Provação significa que a vida está me provando.
Mas provação significa também que estou
provando. E provar pode se transformar numa sede
cada vez mais insaciável.”
Nunca havia parado para pensar que também
estamos provando da vida, e isso também tem a
ver com as provas a que Kardec se refere. E ao
pensar a respeito, um amplo leque de indagações
se abre.
Quando criança, lia muitas histórias em
quadrinhos, os populares gibis. Em um deles, um
personagem era protagonista de uma campanha
publicitária que dizia “Torta de quiabo: não
provei e não gostei”. Quando o público viu o
“outdoor” com tal frase, ficou indignado e saiu
para comprar as tortas de quiabo, que viraram um
sucesso de vendas. Quantas vezes somos levados a
provar quitutes ou situações que pensávamos ser
ruins e descobrimos, após a prova, que estávamos
enganados e que já podíamos estar usufruindo de
algo prazeroso ou gratificante há mais tempo? Ao
mesmo tempo, quantas coisas viciantes provamos e
que acabam por nos levar a caminhos tortuosos e
doloridos? As drogas lícitas e ilícitas que o
digam! É a “sede insaciável”, à qual se refere
Cecília Meireles.
Só que esta sede também pode se referir à sede
de democracia, justiça social, conhecimento,
respeito e outros tantos itens que fazem uma
falta danada para boa parte da população, que
quer provar disso tudo e não tem chance. Motivo:
uma minoria, que provou e se embriagou de
ganância, soberba, poder, velhacaria e
congêneres, concentra as riquezas e os
privilégios nas próprias mãos. Resultado: muita
gente fica sem ter a possibilidade de provar o
que é se valer da matéria para evoluir de forma
digna. Por isso, muitas vezes, provam da
revolta, da amargura, da criminalidade, da
miséria e temos a injusta realidade social que
tanto nos infelicita. Aí, os que provaram das
facilidades materiais e não quiseram dividir a
experiência verão essa prova se transformar em
expiação, cedo ou tarde. Notaram que, nesses
casos, nem opressores e oprimidos estão provando
de uma vida em plenitude? Os primeiros, por
falta de acesso; os segundos porque o orgulho os
transformou em seres desprovidos de empatia.

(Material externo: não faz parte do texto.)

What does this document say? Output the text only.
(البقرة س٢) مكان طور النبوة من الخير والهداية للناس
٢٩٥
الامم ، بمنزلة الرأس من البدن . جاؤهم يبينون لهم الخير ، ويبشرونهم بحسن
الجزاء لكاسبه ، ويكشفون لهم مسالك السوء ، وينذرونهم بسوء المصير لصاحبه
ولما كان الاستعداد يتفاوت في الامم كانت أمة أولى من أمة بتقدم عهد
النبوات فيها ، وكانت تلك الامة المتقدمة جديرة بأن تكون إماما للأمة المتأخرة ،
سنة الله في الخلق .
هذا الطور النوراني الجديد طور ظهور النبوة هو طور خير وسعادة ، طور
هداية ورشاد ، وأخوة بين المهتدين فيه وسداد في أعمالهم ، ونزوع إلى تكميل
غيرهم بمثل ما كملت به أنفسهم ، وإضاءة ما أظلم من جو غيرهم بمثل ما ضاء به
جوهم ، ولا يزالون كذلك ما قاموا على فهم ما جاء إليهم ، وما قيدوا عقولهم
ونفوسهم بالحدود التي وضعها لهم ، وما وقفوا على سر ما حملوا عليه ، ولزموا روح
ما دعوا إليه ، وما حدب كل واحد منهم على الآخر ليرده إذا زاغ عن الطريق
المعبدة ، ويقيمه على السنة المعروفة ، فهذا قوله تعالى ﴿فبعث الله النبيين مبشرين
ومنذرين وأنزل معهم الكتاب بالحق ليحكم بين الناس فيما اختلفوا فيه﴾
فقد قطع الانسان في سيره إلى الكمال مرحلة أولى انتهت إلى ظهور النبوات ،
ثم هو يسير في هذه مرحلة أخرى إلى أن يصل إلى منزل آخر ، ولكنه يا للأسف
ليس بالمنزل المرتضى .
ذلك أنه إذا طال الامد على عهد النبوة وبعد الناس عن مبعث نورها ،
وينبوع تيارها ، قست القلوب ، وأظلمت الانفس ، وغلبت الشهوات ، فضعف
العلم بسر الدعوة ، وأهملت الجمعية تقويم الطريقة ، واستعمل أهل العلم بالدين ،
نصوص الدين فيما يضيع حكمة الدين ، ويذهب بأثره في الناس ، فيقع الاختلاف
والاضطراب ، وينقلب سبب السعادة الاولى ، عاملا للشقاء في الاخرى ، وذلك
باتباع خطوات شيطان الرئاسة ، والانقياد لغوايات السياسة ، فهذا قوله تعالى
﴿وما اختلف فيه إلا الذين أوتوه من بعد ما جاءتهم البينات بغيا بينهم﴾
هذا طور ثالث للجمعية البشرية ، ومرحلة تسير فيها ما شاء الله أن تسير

Sendo assim, creio que, quando Allan Kardec fala
sobre mundo de provas e expiações, provar pode
ser muito mais complexo do que imaginamos. Temos
de provar que somos capazes, corajosos,
perseverantes, assertivos, misericordiosos,
indulgentes, justos; provar do gosto que as
sombras e luzes da vida material possuem e
provar o que seremos capazes de fazer quando
provarmos dessa variada gama de sabores doces,
salgados, azedos e amargos. Esta prova pode
significar evitarmos (ou não) novas provações.
Bibliografia:
1. CERQUEIRA
FILHO, Alírio de – Parábolas terapêuticas,
volume 2, 2ª edição, 2014, Editora Espiritizar,
Cuiabá, MT.
2. GLASER,
Abel; Glaser, Adriana – Reforma íntima: a
evolução em fase regenerativa, 1ª
edição, 2018, Casa Editora O Clarim, Matão, SP.
3. KARDEC,
Allan – O Evangelho Segundo o Espiritismo,
2ª edição, 2018, Federação Espírita Brasileira
(FEB), Brasília, DF.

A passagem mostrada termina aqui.